Now, not everyone can just quit their steady job and become an entrepreneur, especially if you are struggling with debt. You can develop the abundance mindset of an entrepreneur, however.
Entrepreneurs don’t seek that perfect work-life balance – they blend them! They ignore their current lack of time or money and instead focus on the exciting future their work will create.
You don’t need to start your own company or work for a life-changing nonprofit for your work to have this kind of impact. You can achieve the same abundance focus by working towards a better, personal future. You know, the future where you get to retire early and be rich, happy, and debt-free!

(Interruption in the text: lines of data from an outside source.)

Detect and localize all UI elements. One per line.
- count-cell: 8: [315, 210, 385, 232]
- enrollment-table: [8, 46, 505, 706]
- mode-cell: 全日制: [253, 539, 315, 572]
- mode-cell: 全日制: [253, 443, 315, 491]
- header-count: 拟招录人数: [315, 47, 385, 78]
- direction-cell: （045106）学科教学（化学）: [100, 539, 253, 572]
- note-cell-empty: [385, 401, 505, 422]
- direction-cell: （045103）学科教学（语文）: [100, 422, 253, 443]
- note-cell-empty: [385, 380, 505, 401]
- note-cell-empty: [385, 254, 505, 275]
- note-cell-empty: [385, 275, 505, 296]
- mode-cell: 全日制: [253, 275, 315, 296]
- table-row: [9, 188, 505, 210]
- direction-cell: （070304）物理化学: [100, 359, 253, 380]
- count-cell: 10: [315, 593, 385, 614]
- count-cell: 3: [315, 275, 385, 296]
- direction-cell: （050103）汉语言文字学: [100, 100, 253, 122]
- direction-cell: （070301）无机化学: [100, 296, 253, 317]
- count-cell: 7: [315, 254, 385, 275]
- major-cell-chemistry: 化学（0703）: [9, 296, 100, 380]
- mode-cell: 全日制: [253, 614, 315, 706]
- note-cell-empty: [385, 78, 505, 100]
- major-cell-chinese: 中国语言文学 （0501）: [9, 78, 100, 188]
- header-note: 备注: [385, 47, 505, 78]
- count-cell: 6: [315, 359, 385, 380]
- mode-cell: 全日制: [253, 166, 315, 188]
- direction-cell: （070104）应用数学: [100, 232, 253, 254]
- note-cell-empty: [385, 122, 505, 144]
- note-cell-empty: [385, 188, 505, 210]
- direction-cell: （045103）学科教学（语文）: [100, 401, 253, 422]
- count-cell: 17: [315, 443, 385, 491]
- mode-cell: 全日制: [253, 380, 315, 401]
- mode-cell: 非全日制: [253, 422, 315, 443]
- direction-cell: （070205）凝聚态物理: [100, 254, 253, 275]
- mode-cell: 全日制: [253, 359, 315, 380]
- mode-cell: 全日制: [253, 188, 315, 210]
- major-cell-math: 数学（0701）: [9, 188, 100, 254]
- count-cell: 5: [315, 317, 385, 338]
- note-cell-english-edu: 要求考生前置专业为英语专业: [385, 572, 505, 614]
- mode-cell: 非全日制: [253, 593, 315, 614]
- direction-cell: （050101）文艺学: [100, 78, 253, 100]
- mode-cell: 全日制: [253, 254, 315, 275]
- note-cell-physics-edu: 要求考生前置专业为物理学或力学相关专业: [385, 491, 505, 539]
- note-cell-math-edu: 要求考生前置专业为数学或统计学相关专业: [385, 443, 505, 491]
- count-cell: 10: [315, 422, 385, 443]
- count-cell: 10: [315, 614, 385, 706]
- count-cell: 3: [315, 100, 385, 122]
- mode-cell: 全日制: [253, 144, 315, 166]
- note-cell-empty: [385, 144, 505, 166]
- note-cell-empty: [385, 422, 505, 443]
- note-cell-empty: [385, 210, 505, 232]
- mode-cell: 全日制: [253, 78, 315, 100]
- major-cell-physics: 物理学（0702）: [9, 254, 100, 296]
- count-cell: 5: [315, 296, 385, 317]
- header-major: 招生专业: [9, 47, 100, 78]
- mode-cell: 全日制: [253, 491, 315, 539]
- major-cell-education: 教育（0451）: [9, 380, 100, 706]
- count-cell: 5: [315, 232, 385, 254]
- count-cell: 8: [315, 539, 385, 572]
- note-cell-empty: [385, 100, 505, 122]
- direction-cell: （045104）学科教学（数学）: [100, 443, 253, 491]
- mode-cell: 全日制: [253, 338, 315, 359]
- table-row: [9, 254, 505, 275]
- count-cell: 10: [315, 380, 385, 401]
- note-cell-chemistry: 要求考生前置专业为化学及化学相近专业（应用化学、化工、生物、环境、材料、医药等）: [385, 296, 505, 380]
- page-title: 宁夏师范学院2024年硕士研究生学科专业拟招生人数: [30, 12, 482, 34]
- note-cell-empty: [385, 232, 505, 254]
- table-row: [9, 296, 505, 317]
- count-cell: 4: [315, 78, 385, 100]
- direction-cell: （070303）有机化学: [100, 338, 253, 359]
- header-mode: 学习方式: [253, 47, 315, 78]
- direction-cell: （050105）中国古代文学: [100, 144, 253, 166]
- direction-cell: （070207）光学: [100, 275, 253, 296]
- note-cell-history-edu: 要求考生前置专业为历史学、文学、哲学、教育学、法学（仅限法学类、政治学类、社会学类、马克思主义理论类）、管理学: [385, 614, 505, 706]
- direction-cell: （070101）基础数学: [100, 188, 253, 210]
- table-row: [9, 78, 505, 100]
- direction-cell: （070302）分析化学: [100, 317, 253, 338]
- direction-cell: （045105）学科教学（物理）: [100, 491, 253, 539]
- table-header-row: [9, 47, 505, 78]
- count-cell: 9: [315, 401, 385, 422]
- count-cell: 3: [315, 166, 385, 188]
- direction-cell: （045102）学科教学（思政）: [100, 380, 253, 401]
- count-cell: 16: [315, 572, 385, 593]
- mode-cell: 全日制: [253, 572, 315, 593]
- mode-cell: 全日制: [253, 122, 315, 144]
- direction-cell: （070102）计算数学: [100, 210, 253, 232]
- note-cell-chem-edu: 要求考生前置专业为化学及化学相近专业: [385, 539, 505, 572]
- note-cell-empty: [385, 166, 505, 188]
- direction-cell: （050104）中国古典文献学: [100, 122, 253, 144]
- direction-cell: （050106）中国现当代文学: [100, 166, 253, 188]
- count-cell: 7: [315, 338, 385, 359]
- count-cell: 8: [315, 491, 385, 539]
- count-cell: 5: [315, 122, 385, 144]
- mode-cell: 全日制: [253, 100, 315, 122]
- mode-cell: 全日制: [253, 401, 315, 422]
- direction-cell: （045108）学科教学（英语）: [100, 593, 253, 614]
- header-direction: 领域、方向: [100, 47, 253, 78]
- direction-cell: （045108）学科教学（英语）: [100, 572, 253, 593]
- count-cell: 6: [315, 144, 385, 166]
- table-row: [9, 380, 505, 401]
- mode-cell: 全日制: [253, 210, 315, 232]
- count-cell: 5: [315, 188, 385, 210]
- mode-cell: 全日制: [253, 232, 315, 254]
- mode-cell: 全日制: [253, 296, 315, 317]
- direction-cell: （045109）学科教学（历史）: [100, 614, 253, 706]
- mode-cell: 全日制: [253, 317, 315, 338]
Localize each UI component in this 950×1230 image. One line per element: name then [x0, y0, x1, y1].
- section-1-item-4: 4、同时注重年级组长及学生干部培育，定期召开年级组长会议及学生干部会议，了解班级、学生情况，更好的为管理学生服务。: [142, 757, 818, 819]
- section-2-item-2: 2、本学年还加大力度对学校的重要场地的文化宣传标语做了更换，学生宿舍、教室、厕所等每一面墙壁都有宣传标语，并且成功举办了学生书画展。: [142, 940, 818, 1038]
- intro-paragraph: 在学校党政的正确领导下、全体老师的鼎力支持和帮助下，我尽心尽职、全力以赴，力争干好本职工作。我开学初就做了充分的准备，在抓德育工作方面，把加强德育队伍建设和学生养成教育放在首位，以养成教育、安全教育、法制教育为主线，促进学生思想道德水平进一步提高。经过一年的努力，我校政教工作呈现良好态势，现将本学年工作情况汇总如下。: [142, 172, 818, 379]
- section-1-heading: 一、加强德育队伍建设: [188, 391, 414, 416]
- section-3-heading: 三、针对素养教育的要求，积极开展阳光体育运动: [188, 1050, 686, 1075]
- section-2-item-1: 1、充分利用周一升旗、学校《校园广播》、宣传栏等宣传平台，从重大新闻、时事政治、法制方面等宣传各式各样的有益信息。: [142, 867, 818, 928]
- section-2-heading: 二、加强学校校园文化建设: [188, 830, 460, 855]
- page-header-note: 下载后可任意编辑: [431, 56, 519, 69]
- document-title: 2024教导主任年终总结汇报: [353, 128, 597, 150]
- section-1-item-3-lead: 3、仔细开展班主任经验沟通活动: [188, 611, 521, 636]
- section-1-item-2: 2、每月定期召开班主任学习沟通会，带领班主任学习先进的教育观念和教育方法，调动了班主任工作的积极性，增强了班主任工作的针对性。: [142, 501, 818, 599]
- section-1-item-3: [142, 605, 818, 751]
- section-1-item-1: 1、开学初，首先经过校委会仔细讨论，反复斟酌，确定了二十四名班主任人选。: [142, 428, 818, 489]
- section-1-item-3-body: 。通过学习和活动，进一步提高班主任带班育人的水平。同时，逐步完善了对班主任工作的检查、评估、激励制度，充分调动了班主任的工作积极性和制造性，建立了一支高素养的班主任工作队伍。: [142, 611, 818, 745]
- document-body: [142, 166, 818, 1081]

It might seem very “woo-woo” to link workplace unhappiness to credit card debt, but it’s indisputable that becoming debt-free requires enormous lifestyle changes. Why not use all the emotional tools at your disposal to help that change? Why not try changing your outlook?
What to Do Today
Even if you’re dependent on a stressful job to manage your debt, here are some simple habits that can shift your mindset from scarcity to abundance:
- Meditate on why you want to get out of debt. Imagine the abundance that achieving your long-term goals will bring! Hold onto that feeling of abundance though your day by expressing gratitude for the choices that help you reach those goals and by giving generously to the friends and family in your life.
- Make use of the tools and technology available. Ask your boss if you can work remotely one or two days a week. See if there’s room to enjoy a family vacation by scheduling virtual half-days or dialing into conference calls during travel.
- Schedule intentional time away. One consequence of living in a largely digital world is that work easily intrudes on our home life. Even if you have to work extra hours, schedule time with people who help you to feel recharged and refreshed. When you have to go back to work, you’ll perform all the better for the time you intentionally stepped away.
- Be an entrepreneur on a small scale. Try monetizing a hobby! Turning a profit doesn’t have to be your goal. Even if the hobby simply pays for itself, that extra cash can relieve the feeling you constantly need to work. Plus, you’ll be busy making money instead of going out and spending it.
If we change our mindsets with simple steps like these, we’ll be able to overcome the scarcity mindset that has come to define work-life balance. This will help us form the habit we need to pay down debt and take ownership of our personal and financial futures!